Here’s a photo of the score:

There aren’t (m)any pieces that require the performer to be ‘tacet’ (silent) for the whole piece! For the first performance, at Woodstock, N.Y. in 1952, pianist David Tudor indicated the beginning of each part by closing the piano lid and the endings by opening the piano lid. (!) He used a stopwatch to time the movements. Cage’s score states that it can be played by any instrumentalist(s) and that the movements may last any length of time.

Was he having a laugh? Well perhaps, but he was making a serious point too: that there is more to music than we might apparently hear. So in the ‘silence’ of the hall during those four minutes and thirty three seconds, there will be sounds to listen to and every performance will be different. (At that first performance, at Maverick Hall – an open barn-like structure set in the woods, there was the sound of the wind in the trees, of rain falling and by the third movement, the sound of the audience themselves getting restless). Once you start to notice the sounds around you, music is everywhere.

I have been so captivated by Cage’s notion of listening to the sounds of our environment as music, that I enjoy ‘Cageian’ moments all the time. Last month, I was at a local school’s ‘Summer Picnic Concert’ and as the choir sang ‘Lean on Me’, a seagull flew by, giving a screech in a different key as a boy crackled his crisp packet. Then a gentle breeze picked up, rustling the overhanging branches as the choir went on to sing ‘The Birks of Aberfeldy’ and at the end, a tiny bird chirped a little solo above the final chord. For me, it was a delightful finishing touch that made that performance unique.
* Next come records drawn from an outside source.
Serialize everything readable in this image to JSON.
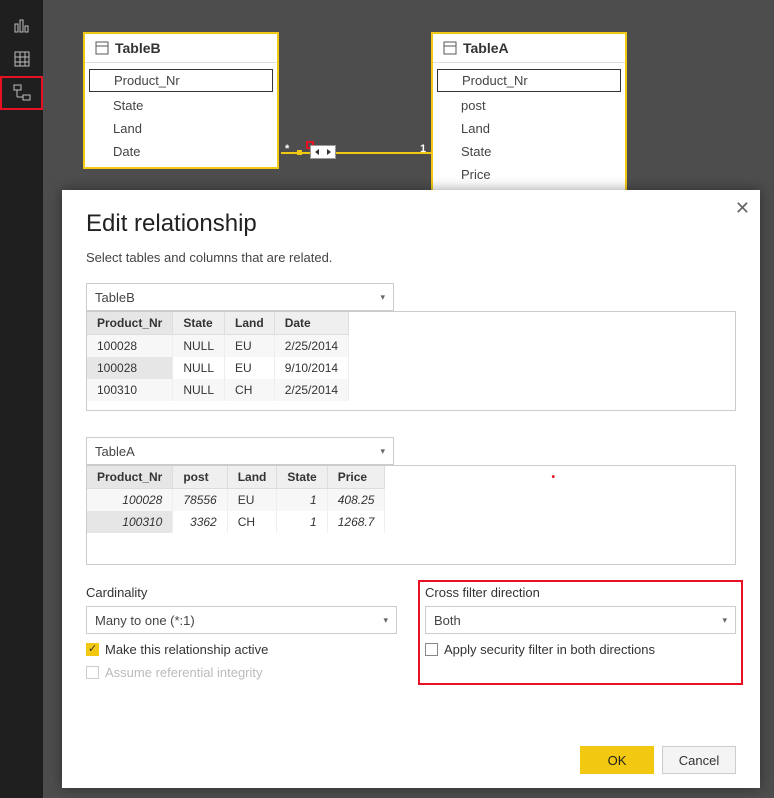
{
  "sidebar": {
    "views": [
      "report",
      "data",
      "model"
    ]
  },
  "canvas": {
    "tableB": {
      "name": "TableB",
      "fields": [
        "Product_Nr",
        "State",
        "Land",
        "Date"
      ],
      "selected": "Product_Nr"
    },
    "tableA": {
      "name": "TableA",
      "fields": [
        "Product_Nr",
        "post",
        "Land",
        "State",
        "Price"
      ],
      "selected": "Product_Nr"
    },
    "relationship": {
      "leftCard": "*",
      "rightCard": "1",
      "direction": "both"
    }
  },
  "dialog": {
    "title": "Edit relationship",
    "subtitle": "Select tables and columns that are related.",
    "fromTable": {
      "name": "TableB",
      "columns": [
        "Product_Nr",
        "State",
        "Land",
        "Date"
      ],
      "selectedColumn": "Product_Nr",
      "rows": [
        {
          "Product_Nr": "100028",
          "State": "NULL",
          "Land": "EU",
          "Date": "2/25/2014"
        },
        {
          "Product_Nr": "100028",
          "State": "NULL",
          "Land": "EU",
          "Date": "9/10/2014"
        },
        {
          "Product_Nr": "100310",
          "State": "NULL",
          "Land": "CH",
          "Date": "2/25/2014"
        }
      ]
    },
    "toTable": {
      "name": "TableA",
      "columns": [
        "Product_Nr",
        "post",
        "Land",
        "State",
        "Price"
      ],
      "selectedColumn": "Product_Nr",
      "rows": [
        {
          "Product_Nr": "100028",
          "post": "78556",
          "Land": "EU",
          "State": "1",
          "Price": "408.25"
        },
        {
          "Product_Nr": "100310",
          "post": "3362",
          "Land": "CH",
          "State": "1",
          "Price": "1268.7"
        }
      ]
    },
    "cardinality": {
      "label": "Cardinality",
      "value": "Many to one (*:1)"
    },
    "crossFilter": {
      "label": "Cross filter direction",
      "value": "Both"
    },
    "options": {
      "activeLabel": "Make this relationship active",
      "active": true,
      "securityLabel": "Apply security filter in both directions",
      "security": false,
      "referentialLabel": "Assume referential integrity",
      "referential": false
    },
    "buttons": {
      "ok": "OK",
      "cancel": "Cancel"
    }
  }
}
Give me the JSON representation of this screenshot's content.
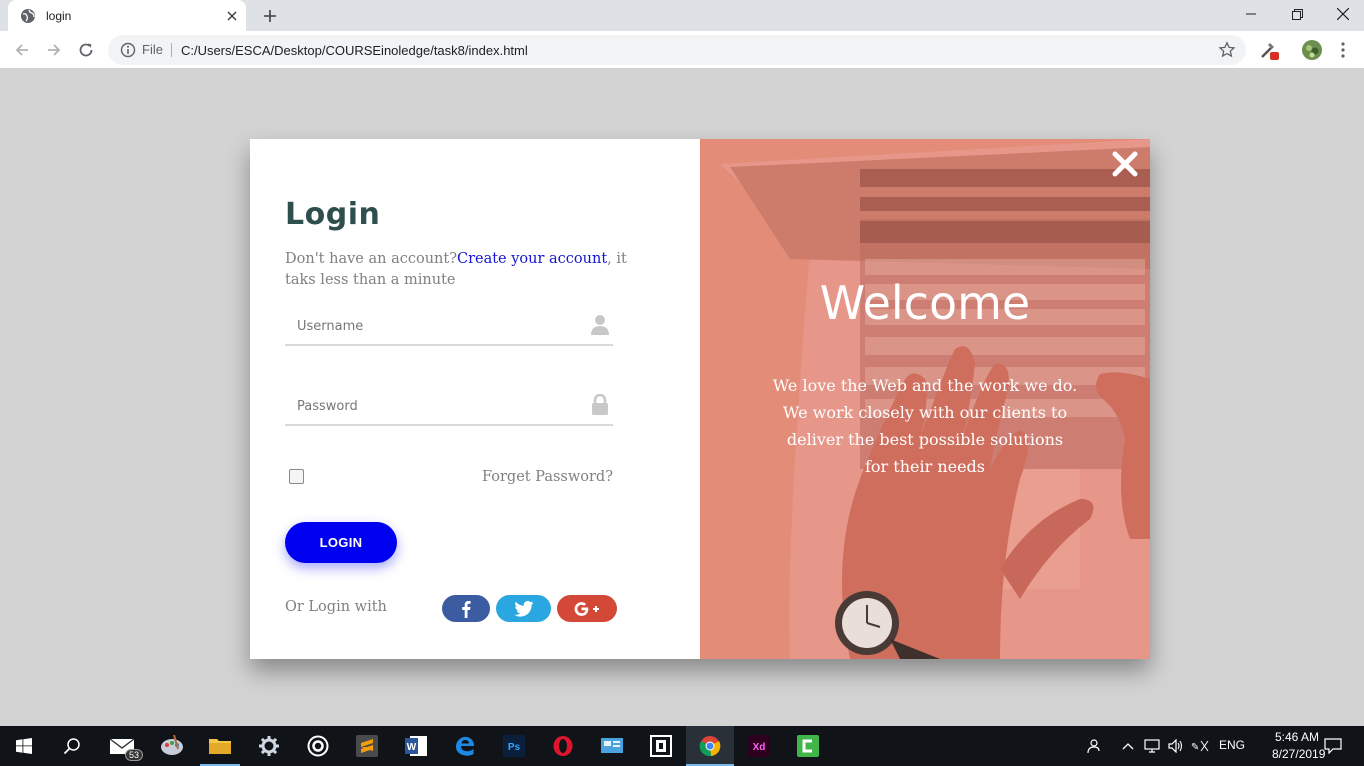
{
  "browser": {
    "tab_title": "login",
    "url_scheme_label": "File",
    "url": "C:/Users/ESCA/Desktop/COURSEinoledge/task8/index.html"
  },
  "login": {
    "title": "Login",
    "signup_prefix": "Don't have an account?",
    "signup_link": "Create your account",
    "signup_suffix": ", it taks less than a minute",
    "username_placeholder": "Username",
    "password_placeholder": "Password",
    "remember_checked": false,
    "forget_password": "Forget Password?",
    "login_button": "LOGIN",
    "or_login_with": "Or Login with",
    "social": [
      "facebook",
      "twitter",
      "google-plus"
    ],
    "colors": {
      "primary": "#0000f0",
      "facebook": "#3b5ca0",
      "twitter": "#2aa6e0",
      "google": "#d34836",
      "title": "#2f4f4f"
    }
  },
  "welcome": {
    "heading": "Welcome",
    "line1": "We love the Web and the work we do.",
    "line2": "We work closely with our clients to",
    "line3": "deliver the best possible solutions",
    "line4": "for their needs",
    "overlay_color": "#e38c78"
  },
  "taskbar": {
    "mail_badge": "53",
    "language": "ENG",
    "time": "5:46 AM",
    "date": "8/27/2019"
  }
}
And I’ll never forget a late night recital of Bach’s cello suites given by Miklos Perneyi during the Edinburgh International Festival at The Hub: the venue situated right next to the castle. Towards the end of a sublime performance, the sound of solo cello filling the hall was overwhelmed by a cacophony of explosive bangs as the fireworks went off at the Edinburgh Tattoo.

Once you start listening, every dripping tap, whirring fan, humming hoover and even hammering and drilling can take on a musical significance of its own. As I made my way back along the street, I noticed how the snowfall had muffled the city and I listened to the scrunch of my footsteps in fresh snow and the occasional shrieking of young voices. I hadn’t needed to travel anywhere to hear 4’33”. It’s a soundtrack that’s playing all the time and you can tune in any time you like. Just listen.